The IRS released new guidance on May 27, 2020, that extends the deadline by which 2016 and 2017 vintage renewable energy projects must be placed in service to maintain tax credit eligibility (and thus financeability by tax equity and debt providers), and adds a new safe harbor to help renewable energy developers prove to financiers that the construction of their projects started on time.
Background of Targeted Issues
Under U.S. federal income tax law, the value of production tax credits (“PTCs”) or investment tax credits (“ITCs”) for which a renewables project can qualify varies depending on the year in which the construction of the project begins. (See our previous post for an overview of the deadlines applicable to wind and solar). There are two ways to start construction in a given year: by starting physical work of a significant nature in that year, or by paying or incurring (according to the taxpayer’s method of accounting) five percent or more of the total cost of the project in that year. Both methods are subject to a complicated web of exceptions and qualifications that have evolved over time in eight previous sets of IRS guidance.

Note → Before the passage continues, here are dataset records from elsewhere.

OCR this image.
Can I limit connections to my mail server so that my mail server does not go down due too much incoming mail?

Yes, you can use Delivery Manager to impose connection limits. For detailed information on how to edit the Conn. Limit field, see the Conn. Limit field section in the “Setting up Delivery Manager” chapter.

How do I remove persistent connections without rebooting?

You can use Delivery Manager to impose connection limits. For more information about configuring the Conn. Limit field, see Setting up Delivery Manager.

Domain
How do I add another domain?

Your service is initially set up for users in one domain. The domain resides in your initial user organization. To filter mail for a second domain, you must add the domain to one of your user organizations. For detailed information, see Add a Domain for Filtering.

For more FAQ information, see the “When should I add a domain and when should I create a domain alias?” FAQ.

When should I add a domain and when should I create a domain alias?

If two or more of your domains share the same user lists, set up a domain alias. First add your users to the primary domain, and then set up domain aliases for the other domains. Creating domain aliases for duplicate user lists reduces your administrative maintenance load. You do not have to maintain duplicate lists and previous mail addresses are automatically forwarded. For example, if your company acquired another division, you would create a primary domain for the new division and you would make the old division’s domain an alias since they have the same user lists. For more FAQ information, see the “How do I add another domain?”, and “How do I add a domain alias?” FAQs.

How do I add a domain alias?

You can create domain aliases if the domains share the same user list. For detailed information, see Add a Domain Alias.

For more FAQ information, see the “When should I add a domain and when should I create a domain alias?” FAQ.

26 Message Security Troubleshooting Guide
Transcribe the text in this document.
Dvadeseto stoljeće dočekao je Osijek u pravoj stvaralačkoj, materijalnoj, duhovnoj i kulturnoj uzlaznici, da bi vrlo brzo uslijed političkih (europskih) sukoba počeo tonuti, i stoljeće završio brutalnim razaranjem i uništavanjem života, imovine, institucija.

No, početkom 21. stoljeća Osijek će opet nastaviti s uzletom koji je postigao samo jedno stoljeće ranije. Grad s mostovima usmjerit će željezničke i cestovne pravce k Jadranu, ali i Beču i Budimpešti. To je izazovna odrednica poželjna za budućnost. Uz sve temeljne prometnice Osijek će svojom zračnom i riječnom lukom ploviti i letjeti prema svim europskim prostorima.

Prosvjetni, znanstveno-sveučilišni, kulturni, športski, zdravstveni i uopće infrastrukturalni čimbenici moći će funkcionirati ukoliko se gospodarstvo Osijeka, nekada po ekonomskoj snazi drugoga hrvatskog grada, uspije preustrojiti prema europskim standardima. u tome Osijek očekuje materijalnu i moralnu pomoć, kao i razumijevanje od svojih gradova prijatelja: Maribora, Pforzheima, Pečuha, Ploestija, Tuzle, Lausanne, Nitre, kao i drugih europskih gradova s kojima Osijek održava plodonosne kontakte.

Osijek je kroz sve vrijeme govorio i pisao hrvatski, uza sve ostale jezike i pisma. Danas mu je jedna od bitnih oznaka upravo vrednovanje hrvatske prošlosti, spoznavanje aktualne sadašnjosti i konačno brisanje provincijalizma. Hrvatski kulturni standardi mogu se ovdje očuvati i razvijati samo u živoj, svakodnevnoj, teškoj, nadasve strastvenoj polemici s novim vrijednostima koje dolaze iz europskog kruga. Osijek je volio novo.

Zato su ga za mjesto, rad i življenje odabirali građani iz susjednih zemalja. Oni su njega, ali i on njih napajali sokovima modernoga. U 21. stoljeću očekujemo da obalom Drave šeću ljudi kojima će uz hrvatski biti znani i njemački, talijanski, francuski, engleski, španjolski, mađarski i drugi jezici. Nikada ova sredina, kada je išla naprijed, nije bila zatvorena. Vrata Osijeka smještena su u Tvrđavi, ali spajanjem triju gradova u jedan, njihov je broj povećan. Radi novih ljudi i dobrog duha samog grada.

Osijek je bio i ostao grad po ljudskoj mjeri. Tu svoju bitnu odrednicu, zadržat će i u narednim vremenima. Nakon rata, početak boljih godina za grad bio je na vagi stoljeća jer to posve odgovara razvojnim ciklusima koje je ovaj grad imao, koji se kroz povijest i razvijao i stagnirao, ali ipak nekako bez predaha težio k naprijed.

The new guidance touches on two specific aspects of these rules.
Five Percent Test
The first clarification relates to the five percent test described above. Most business entities use the accrual method of accounting. This means that for purposes of the five percent test, they generally incur costs for capital expenditures when property is delivered or accepted, or when title passes. To give an example, if an accrual method taxpayer makes a payment for property on December 31, 2019, but the property is not delivered until February 15, 2020, then the costs are not treated as incurred until February 15, 2020. Many renewable energy developers rely on an exception to this general rule (called the “3 ½ Month Rule”), which says that costs can be treated as incurred on the payment date as long as the taxpayer can reasonably expect the property to be provided within 3 ½ months of payment. In the example above, the taxpayer can treat the entire December 31, 2019, payment as incurred in 2019 under the 3 ½ Month Rule as long as it reasonably expected the property to be provided within 3 ½ months.
Some financiers have been requiring sponsors relying on the 3 ½ Month Rule to represent that the equipment would actually be delivered within 3 ½ months of the payment date. To the extent COVID-19 delayed delivery expectations, this could result in a technical breach of a warranty or covenant, even though the tax rules only require the “reasonable expectation” of timely delivery.
Continuity Safe Harbor
The second rule addressed in the new guidance is the “continuity requirement,” which says that once construction begins, a project either needs to be “placed in service” in the next four years (the “Continuity Safe Harbor”) or the sponsor has to prove that work was “continuous” based on facts and circumstances. Due to the difficulty of proving continuity through subjective facts (particularly in the context of a project that has taken longer than four years to complete), a project’s ability to meet the four-year continuity safe harbor deadline is a critical financeability issue for purposes of securing tax equity and debt.
As we discussed in a previous post, wind projects, which had to begin construction by the end of 2016 to avoid a haircut on tax credit value, effectively faced a December 31, 2020, placement in service deadline under the Continuity Safe Harbor to ensure tax credit eligibility.
The most acute issue that the guidance addresses is the Continuity Safe Harbor.
The new guidance recognizes the reality that projects effectively need to comply with the Continuity Safe Harbor in order to move forward with tax equity and debt financings and extends the Continuity Safe Harbor for an extra year — from four years to five years — for projects that began construction in 2016 or 2017. Although this will likely be of limited benefit to solar projects (which only had to begin construction by the end of 2019 before losing any credit value), the extension provides significant relief for wind developers concerned about financing commitments that could be jeopardized by COVID-19 delays.
The new guidance also acknowledges the difficulty some sponsors are having getting financiers on board with delivery timing in light of COVID-19. As discussed above, the 3 ½ Month Rule only requires the reasonable expectation of delivery within 3 ½ months of the payment date, but some financiers still want to see actual delivery.
The new IRS guidance fixes this glitch by establishing a new safe harbor.
The new safe harbor says that for purposes of the 3 ½ Month Rule, the taxpayer will be deemed to have had a reasonable expectation that the property would be received within 3 ½ months as long as it is actually received by October 15, 2020. Though seemingly inconsistent with a technical reading of the 3 ½ Month Rule, the guidance suggests that property received after October 15, 2020, may still qualify based on reasonable expectations regarding delivery timing at the time of payment.
The new guidance is inarguably helpful to solar developers facing real-world financeability issues with their projects.
The Continuity Safe Harbor is a particularly serious issue for wind developers facing hard placement in services deadlines, and anything short of an extension of the Continuity Safe Harbor would have been unlikely to assuage financeability concerns. This should give wind developers and financiers alike more comfort in moving forward than they had prior to publication of the IRS notice.
The new 3 ½ Month Rule safe harbor is also helpful to developers who are trying to get financiers over the line. Although a “reasonable expectation” argument should theoretically be sufficient, the security of a special safe harbor can only help projects maintain financeability.